I keep doing that chain-tweet thing instead of posting on DW like a civilized being.
So I looked a little further into that weird-ass “Santé” groupset that Brigadelle’s brake levers are from.
Facts are thin, but it looks like about a 2-yr (1988 and 1989) production run. Shimano positioned it between 600 (later called Ultegra) and Dura-Ace, which is a slot in their line that doesn’t exist anymore. (They use this rolling tier system with a trickle-down strategy for new tech. Dura-Ace is the racing group and test-ground; it's for sponsored humans, not regular humans. Ultegra is the ne plus ultra for people spending too much of their own money.)
Anyway, it seems like Santé was a test, to see if visual style could upsell components. What's interesting to me is that it seemed remarkably un-cynical: the tech WAS actually top shelf; making it LOOK top-shelf was an add-on, not a replacement.

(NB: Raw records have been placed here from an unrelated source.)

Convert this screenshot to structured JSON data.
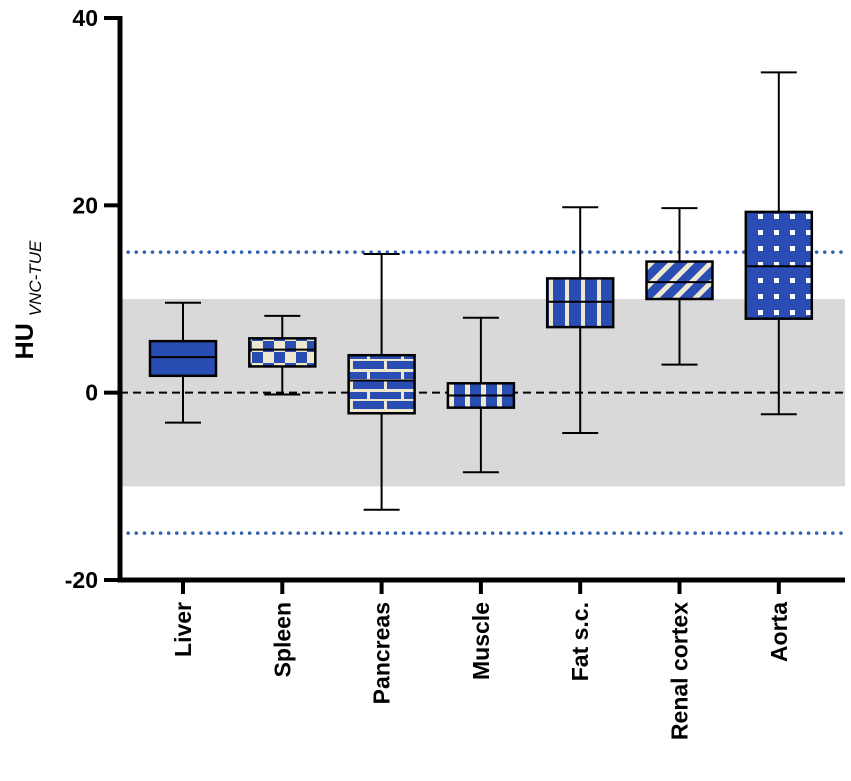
{
  "chart_data": {
    "type": "box",
    "title": "",
    "ylabel": "HU",
    "ylabel_subscript": "VNC-TUE",
    "xlabel": "",
    "ylim": [
      -20,
      40
    ],
    "yticks": [
      -20,
      0,
      20,
      40
    ],
    "ytick_labels": [
      "-20",
      "0",
      "20",
      "40"
    ],
    "categories": [
      "Liver",
      "Spleen",
      "Pancreas",
      "Muscle",
      "Fat s.c.",
      "Renal cortex",
      "Aorta"
    ],
    "boxes": [
      {
        "name": "Liver",
        "min": -3.2,
        "q1": 1.8,
        "median": 3.8,
        "q3": 5.5,
        "max": 9.6,
        "pattern": "hline"
      },
      {
        "name": "Spleen",
        "min": -0.2,
        "q1": 2.8,
        "median": 4.6,
        "q3": 5.8,
        "max": 8.2,
        "pattern": "checker"
      },
      {
        "name": "Pancreas",
        "min": -12.5,
        "q1": -2.2,
        "median": 1.3,
        "q3": 4.0,
        "max": 14.8,
        "pattern": "brick"
      },
      {
        "name": "Muscle",
        "min": -8.5,
        "q1": -1.6,
        "median": -0.3,
        "q3": 1.0,
        "max": 8.0,
        "pattern": "grid"
      },
      {
        "name": "Fat s.c.",
        "min": -4.3,
        "q1": 7.0,
        "median": 9.7,
        "q3": 12.2,
        "max": 19.8,
        "pattern": "vline"
      },
      {
        "name": "Renal cortex",
        "min": 3.0,
        "q1": 10.0,
        "median": 11.8,
        "q3": 14.0,
        "max": 19.7,
        "pattern": "diagonal"
      },
      {
        "name": "Aorta",
        "min": -2.3,
        "q1": 7.9,
        "median": 13.5,
        "q3": 19.3,
        "max": 34.2,
        "pattern": "dots"
      }
    ],
    "reference_lines": [
      {
        "value": 0,
        "style": "dashed",
        "color": "#000000"
      },
      {
        "value": 15,
        "style": "dotted",
        "color": "#2f5fb0"
      },
      {
        "value": -15,
        "style": "dotted",
        "color": "#2f5fb0"
      }
    ],
    "shaded_band": {
      "from": -10,
      "to": 10,
      "color": "#d9d9d9"
    },
    "colors": {
      "box_fill": "#2a4db3",
      "pattern": "#efe8d0",
      "outline": "#000000"
    }
  }
}
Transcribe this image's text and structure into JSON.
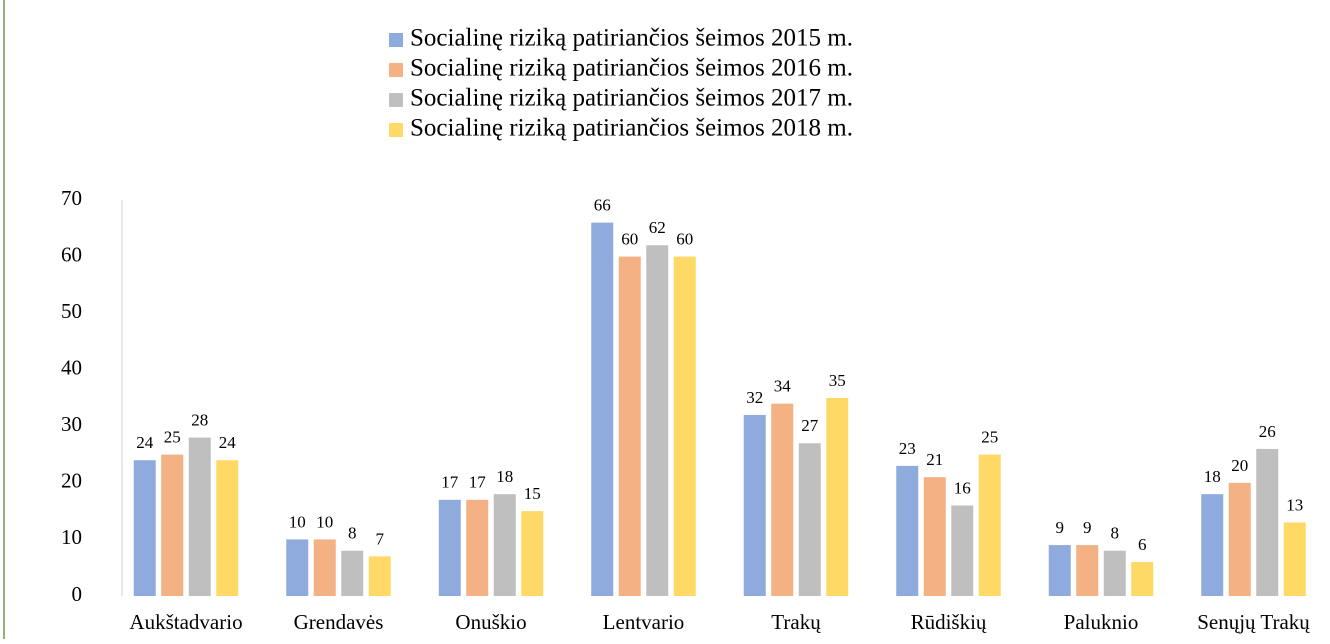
{
  "chart_data": {
    "type": "bar",
    "categories": [
      "Aukštadvario",
      "Grendavės",
      "Onuškio",
      "Lentvario",
      "Trakų",
      "Rūdiškių",
      "Paluknio",
      "Senųjų Trakų"
    ],
    "series": [
      {
        "name": "Socialinę riziką patiriančios šeimos 2015 m.",
        "color": "#8faadc",
        "values": [
          24,
          10,
          17,
          66,
          32,
          23,
          9,
          18
        ]
      },
      {
        "name": "Socialinę riziką patiriančios šeimos 2016 m.",
        "color": "#f4b183",
        "values": [
          25,
          10,
          17,
          60,
          34,
          21,
          9,
          20
        ]
      },
      {
        "name": "Socialinę riziką patiriančios šeimos 2017 m.",
        "color": "#bfbfbf",
        "values": [
          28,
          8,
          18,
          62,
          27,
          16,
          8,
          26
        ]
      },
      {
        "name": "Socialinę riziką patiriančios šeimos 2018 m.",
        "color": "#ffd966",
        "values": [
          24,
          7,
          15,
          60,
          35,
          25,
          6,
          13
        ]
      }
    ],
    "ylim": [
      0,
      70
    ],
    "yticks": [
      0,
      10,
      20,
      30,
      40,
      50,
      60,
      70
    ],
    "grid": false,
    "legend": "top"
  }
}
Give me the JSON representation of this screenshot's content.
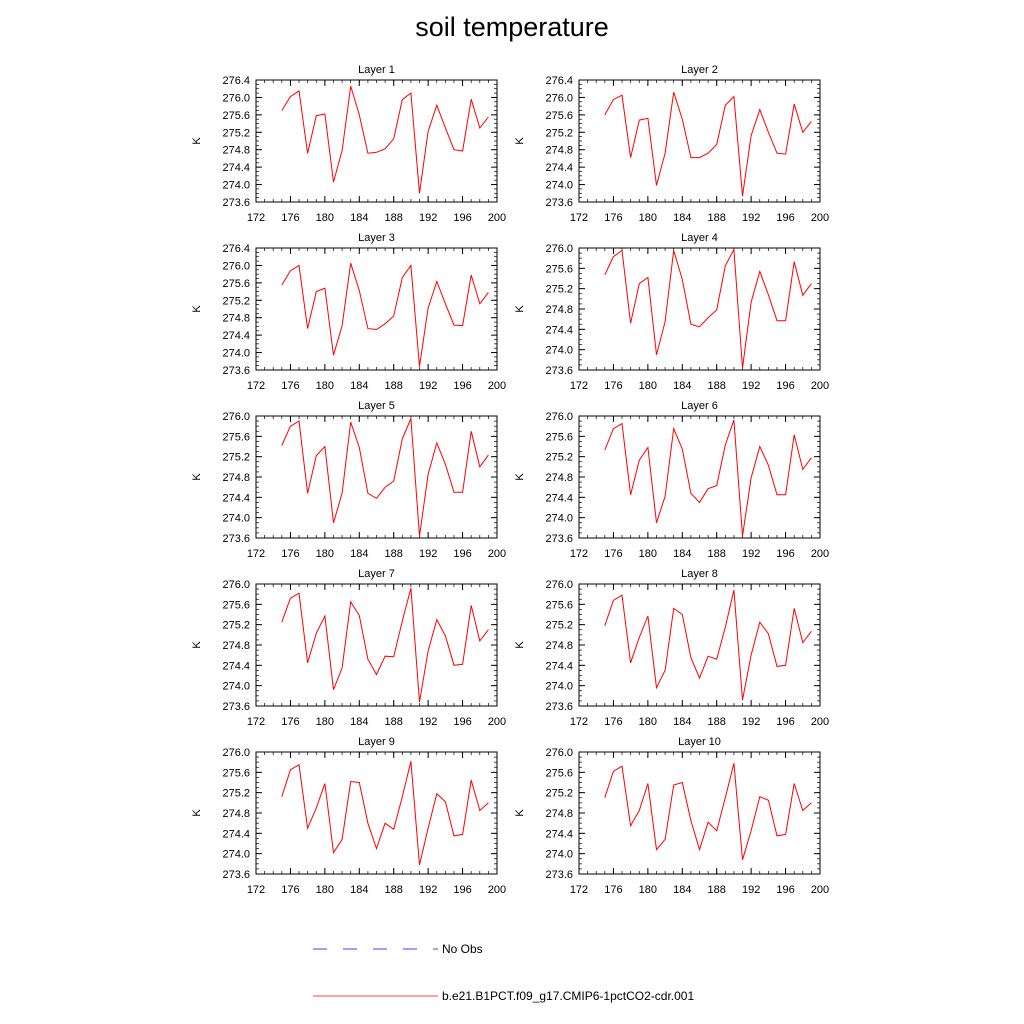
{
  "title": "soil temperature",
  "legend": [
    {
      "label": "No Obs",
      "color": "#0000ff",
      "style": "dashed"
    },
    {
      "label": "b.e21.B1PCT.f09_g17.CMIP6-1pctCO2-cdr.001",
      "color": "#ff0000",
      "style": "solid"
    }
  ],
  "chart_data": [
    {
      "type": "line",
      "title": "Layer 1",
      "ylabel": "K",
      "xlim": [
        172,
        200
      ],
      "ylim": [
        273.6,
        276.4
      ],
      "xticks": [
        172,
        176,
        180,
        184,
        188,
        192,
        196,
        200
      ],
      "yticks": [
        "273.6",
        "274.0",
        "274.4",
        "274.8",
        "275.2",
        "275.6",
        "276.0",
        "276.4"
      ],
      "series": [
        {
          "color": "#ff0000",
          "x": [
            175,
            176,
            177,
            178,
            179,
            180,
            181,
            182,
            183,
            184,
            185,
            186,
            187,
            188,
            189,
            190,
            191,
            192,
            193,
            194,
            195,
            196,
            197,
            198,
            199
          ],
          "values": [
            275.7,
            276.02,
            276.15,
            274.72,
            275.58,
            275.62,
            274.06,
            274.78,
            276.26,
            275.6,
            274.72,
            274.74,
            274.82,
            275.05,
            275.95,
            276.1,
            273.8,
            275.22,
            275.82,
            275.3,
            274.8,
            274.77,
            275.96,
            275.3,
            275.55
          ]
        }
      ]
    },
    {
      "type": "line",
      "title": "Layer 2",
      "ylabel": "K",
      "xlim": [
        172,
        200
      ],
      "ylim": [
        273.6,
        276.4
      ],
      "xticks": [
        172,
        176,
        180,
        184,
        188,
        192,
        196,
        200
      ],
      "yticks": [
        "273.6",
        "274.0",
        "274.4",
        "274.8",
        "275.2",
        "275.6",
        "276.0",
        "276.4"
      ],
      "series": [
        {
          "color": "#ff0000",
          "x": [
            175,
            176,
            177,
            178,
            179,
            180,
            181,
            182,
            183,
            184,
            185,
            186,
            187,
            188,
            189,
            190,
            191,
            192,
            193,
            194,
            195,
            196,
            197,
            198,
            199
          ],
          "values": [
            275.6,
            275.95,
            276.05,
            274.62,
            275.48,
            275.52,
            273.98,
            274.72,
            276.12,
            275.5,
            274.62,
            274.62,
            274.72,
            274.92,
            275.82,
            276.02,
            273.74,
            275.12,
            275.72,
            275.2,
            274.72,
            274.7,
            275.85,
            275.2,
            275.45
          ]
        }
      ]
    },
    {
      "type": "line",
      "title": "Layer 3",
      "ylabel": "K",
      "xlim": [
        172,
        200
      ],
      "ylim": [
        273.6,
        276.4
      ],
      "xticks": [
        172,
        176,
        180,
        184,
        188,
        192,
        196,
        200
      ],
      "yticks": [
        "273.6",
        "274.0",
        "274.4",
        "274.8",
        "275.2",
        "275.6",
        "276.0",
        "276.4"
      ],
      "series": [
        {
          "color": "#ff0000",
          "x": [
            175,
            176,
            177,
            178,
            179,
            180,
            181,
            182,
            183,
            184,
            185,
            186,
            187,
            188,
            189,
            190,
            191,
            192,
            193,
            194,
            195,
            196,
            197,
            198,
            199
          ],
          "values": [
            275.55,
            275.88,
            276.0,
            274.55,
            275.4,
            275.48,
            273.94,
            274.62,
            276.05,
            275.42,
            274.55,
            274.53,
            274.66,
            274.84,
            275.72,
            276.0,
            273.68,
            275.02,
            275.63,
            275.12,
            274.63,
            274.62,
            275.78,
            275.12,
            275.38
          ]
        }
      ]
    },
    {
      "type": "line",
      "title": "Layer 4",
      "ylabel": "K",
      "xlim": [
        172,
        200
      ],
      "ylim": [
        273.6,
        276.0
      ],
      "xticks": [
        172,
        176,
        180,
        184,
        188,
        192,
        196,
        200
      ],
      "yticks": [
        "273.6",
        "274.0",
        "274.4",
        "274.8",
        "275.2",
        "275.6",
        "276.0"
      ],
      "series": [
        {
          "color": "#ff0000",
          "x": [
            175,
            176,
            177,
            178,
            179,
            180,
            181,
            182,
            183,
            184,
            185,
            186,
            187,
            188,
            189,
            190,
            191,
            192,
            193,
            194,
            195,
            196,
            197,
            198,
            199
          ],
          "values": [
            275.47,
            275.83,
            275.95,
            274.52,
            275.3,
            275.42,
            273.9,
            274.55,
            275.95,
            275.38,
            274.5,
            274.45,
            274.63,
            274.78,
            275.65,
            275.97,
            273.64,
            274.93,
            275.54,
            275.08,
            274.57,
            274.57,
            275.73,
            275.07,
            275.3
          ]
        }
      ]
    },
    {
      "type": "line",
      "title": "Layer 5",
      "ylabel": "K",
      "xlim": [
        172,
        200
      ],
      "ylim": [
        273.6,
        276.0
      ],
      "xticks": [
        172,
        176,
        180,
        184,
        188,
        192,
        196,
        200
      ],
      "yticks": [
        "273.6",
        "274.0",
        "274.4",
        "274.8",
        "275.2",
        "275.6",
        "276.0"
      ],
      "series": [
        {
          "color": "#ff0000",
          "x": [
            175,
            176,
            177,
            178,
            179,
            180,
            181,
            182,
            183,
            184,
            185,
            186,
            187,
            188,
            189,
            190,
            191,
            192,
            193,
            194,
            195,
            196,
            197,
            198,
            199
          ],
          "values": [
            275.42,
            275.8,
            275.9,
            274.48,
            275.22,
            275.4,
            273.9,
            274.48,
            275.88,
            275.38,
            274.48,
            274.38,
            274.6,
            274.72,
            275.55,
            275.95,
            273.64,
            274.85,
            275.47,
            275.05,
            274.5,
            274.5,
            275.7,
            275.0,
            275.23
          ]
        }
      ]
    },
    {
      "type": "line",
      "title": "Layer 6",
      "ylabel": "K",
      "xlim": [
        172,
        200
      ],
      "ylim": [
        273.6,
        276.0
      ],
      "xticks": [
        172,
        176,
        180,
        184,
        188,
        192,
        196,
        200
      ],
      "yticks": [
        "273.6",
        "274.0",
        "274.4",
        "274.8",
        "275.2",
        "275.6",
        "276.0"
      ],
      "series": [
        {
          "color": "#ff0000",
          "x": [
            175,
            176,
            177,
            178,
            179,
            180,
            181,
            182,
            183,
            184,
            185,
            186,
            187,
            188,
            189,
            190,
            191,
            192,
            193,
            194,
            195,
            196,
            197,
            198,
            199
          ],
          "values": [
            275.33,
            275.75,
            275.85,
            274.45,
            275.13,
            275.38,
            273.9,
            274.42,
            275.75,
            275.35,
            274.48,
            274.3,
            274.57,
            274.63,
            275.43,
            275.92,
            273.64,
            274.78,
            275.4,
            275.03,
            274.45,
            274.45,
            275.63,
            274.95,
            275.18
          ]
        }
      ]
    },
    {
      "type": "line",
      "title": "Layer 7",
      "ylabel": "K",
      "xlim": [
        172,
        200
      ],
      "ylim": [
        273.6,
        276.0
      ],
      "xticks": [
        172,
        176,
        180,
        184,
        188,
        192,
        196,
        200
      ],
      "yticks": [
        "273.6",
        "274.0",
        "274.4",
        "274.8",
        "275.2",
        "275.6",
        "276.0"
      ],
      "series": [
        {
          "color": "#ff0000",
          "x": [
            175,
            176,
            177,
            178,
            179,
            180,
            181,
            182,
            183,
            184,
            185,
            186,
            187,
            188,
            189,
            190,
            191,
            192,
            193,
            194,
            195,
            196,
            197,
            198,
            199
          ],
          "values": [
            275.25,
            275.72,
            275.82,
            274.45,
            275.03,
            275.37,
            273.92,
            274.35,
            275.65,
            275.38,
            274.52,
            274.22,
            274.58,
            274.57,
            275.27,
            275.92,
            273.68,
            274.68,
            275.3,
            274.98,
            274.4,
            274.42,
            275.58,
            274.88,
            275.1
          ]
        }
      ]
    },
    {
      "type": "line",
      "title": "Layer 8",
      "ylabel": "K",
      "xlim": [
        172,
        200
      ],
      "ylim": [
        273.6,
        276.0
      ],
      "xticks": [
        172,
        176,
        180,
        184,
        188,
        192,
        196,
        200
      ],
      "yticks": [
        "273.6",
        "274.0",
        "274.4",
        "274.8",
        "275.2",
        "275.6",
        "276.0"
      ],
      "series": [
        {
          "color": "#ff0000",
          "x": [
            175,
            176,
            177,
            178,
            179,
            180,
            181,
            182,
            183,
            184,
            185,
            186,
            187,
            188,
            189,
            190,
            191,
            192,
            193,
            194,
            195,
            196,
            197,
            198,
            199
          ],
          "values": [
            275.18,
            275.68,
            275.78,
            274.45,
            274.95,
            275.37,
            273.96,
            274.3,
            275.52,
            275.4,
            274.55,
            274.15,
            274.58,
            274.52,
            275.15,
            275.88,
            273.72,
            274.6,
            275.25,
            275.02,
            274.38,
            274.4,
            275.52,
            274.85,
            275.07
          ]
        }
      ]
    },
    {
      "type": "line",
      "title": "Layer 9",
      "ylabel": "K",
      "xlim": [
        172,
        200
      ],
      "ylim": [
        273.6,
        276.0
      ],
      "xticks": [
        172,
        176,
        180,
        184,
        188,
        192,
        196,
        200
      ],
      "yticks": [
        "273.6",
        "274.0",
        "274.4",
        "274.8",
        "275.2",
        "275.6",
        "276.0"
      ],
      "series": [
        {
          "color": "#ff0000",
          "x": [
            175,
            176,
            177,
            178,
            179,
            180,
            181,
            182,
            183,
            184,
            185,
            186,
            187,
            188,
            189,
            190,
            191,
            192,
            193,
            194,
            195,
            196,
            197,
            198,
            199
          ],
          "values": [
            275.12,
            275.65,
            275.75,
            274.5,
            274.9,
            275.38,
            274.02,
            274.28,
            275.42,
            275.4,
            274.6,
            274.1,
            274.6,
            274.48,
            275.12,
            275.82,
            273.78,
            274.5,
            275.18,
            275.02,
            274.35,
            274.38,
            275.45,
            274.85,
            275.0
          ]
        }
      ]
    },
    {
      "type": "line",
      "title": "Layer 10",
      "ylabel": "K",
      "xlim": [
        172,
        200
      ],
      "ylim": [
        273.6,
        276.0
      ],
      "xticks": [
        172,
        176,
        180,
        184,
        188,
        192,
        196,
        200
      ],
      "yticks": [
        "273.6",
        "274.0",
        "274.4",
        "274.8",
        "275.2",
        "275.6",
        "276.0"
      ],
      "series": [
        {
          "color": "#ff0000",
          "x": [
            175,
            176,
            177,
            178,
            179,
            180,
            181,
            182,
            183,
            184,
            185,
            186,
            187,
            188,
            189,
            190,
            191,
            192,
            193,
            194,
            195,
            196,
            197,
            198,
            199
          ],
          "values": [
            275.1,
            275.62,
            275.72,
            274.55,
            274.85,
            275.38,
            274.08,
            274.28,
            275.35,
            275.4,
            274.65,
            274.08,
            274.62,
            274.45,
            275.1,
            275.78,
            273.88,
            274.45,
            275.12,
            275.05,
            274.35,
            274.38,
            275.38,
            274.85,
            275.0
          ]
        }
      ]
    }
  ]
}
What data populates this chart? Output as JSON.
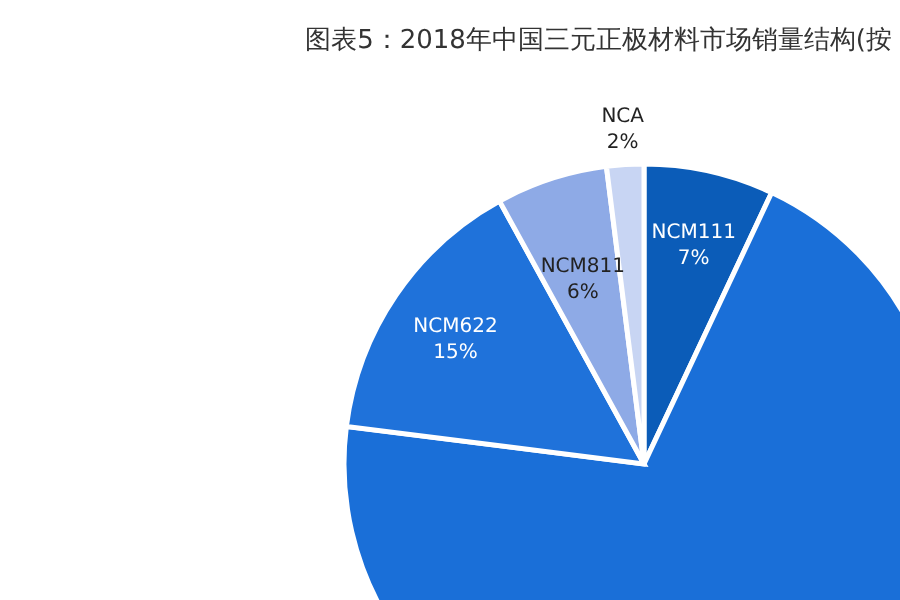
{
  "chart_data": {
    "type": "pie",
    "title": "图表5：2018年中国三元正极材料市场销量结构(按",
    "categories": [
      "NCM111",
      null,
      "NCM622",
      "NCM811",
      "NCA"
    ],
    "values": [
      7,
      70,
      15,
      6,
      2
    ],
    "value_labels": [
      "7%",
      null,
      "15%",
      "6%",
      "2%"
    ],
    "colors": [
      "#0b5cb8",
      "#1a6fd8",
      "#1f72da",
      "#8eaae6",
      "#c8d5f3"
    ]
  }
}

So, long story short, not much of it was made and the remaining functional pieces are eBay-worthy fetish objects. I'm seeing similar brake levers (in only slightly better condition) going for $50, and new old stock downtube shift levers going for $250. I bought this whole bike for $160 in Minneapolis in 2007.
Bike history is kind of fun; no wonder Sheldon Brown was so into it. Every continent is the lost continent.
There’s some contemporary Santé marketing around the internet in scans. Consumer brochure, bike shop brochure. And god damn, whatever you think about polluting technical components with fashion, you have to admit those enameled derailleurs look hot as FUCK. You would ride that. I won't let you get away with saying you wouldn't ride that.
Also of note in those brochures: weird preference for passive voice, subtle ja→en translation artifacts, SO MUCH MAN THIGH. Basically they fell in from an alternate universe where corporate Japan got confused and decided yours truly was the preeminent American sex symbol.
@nfagerlund that era of bike parts was the golden era. Campy was even more into fancy design matched with great tech
— Luke Kanies (@puppetmasterd) September 26, 2015
I kinda hear that. I just bought a new bike; it has the 2015 (I think) version of Ultegra and IT RULES (it's difficult to even describe if you haven't experienced it, but the short version is that this is how bikes work in heaven), but the components look like nothing in particular. Visual design this decade seems focused on the frame (and certain static accessories), ignoring components. Maybe the Santé experiment was a bust, and looks turned out to be useless for selling component technology. I dunno.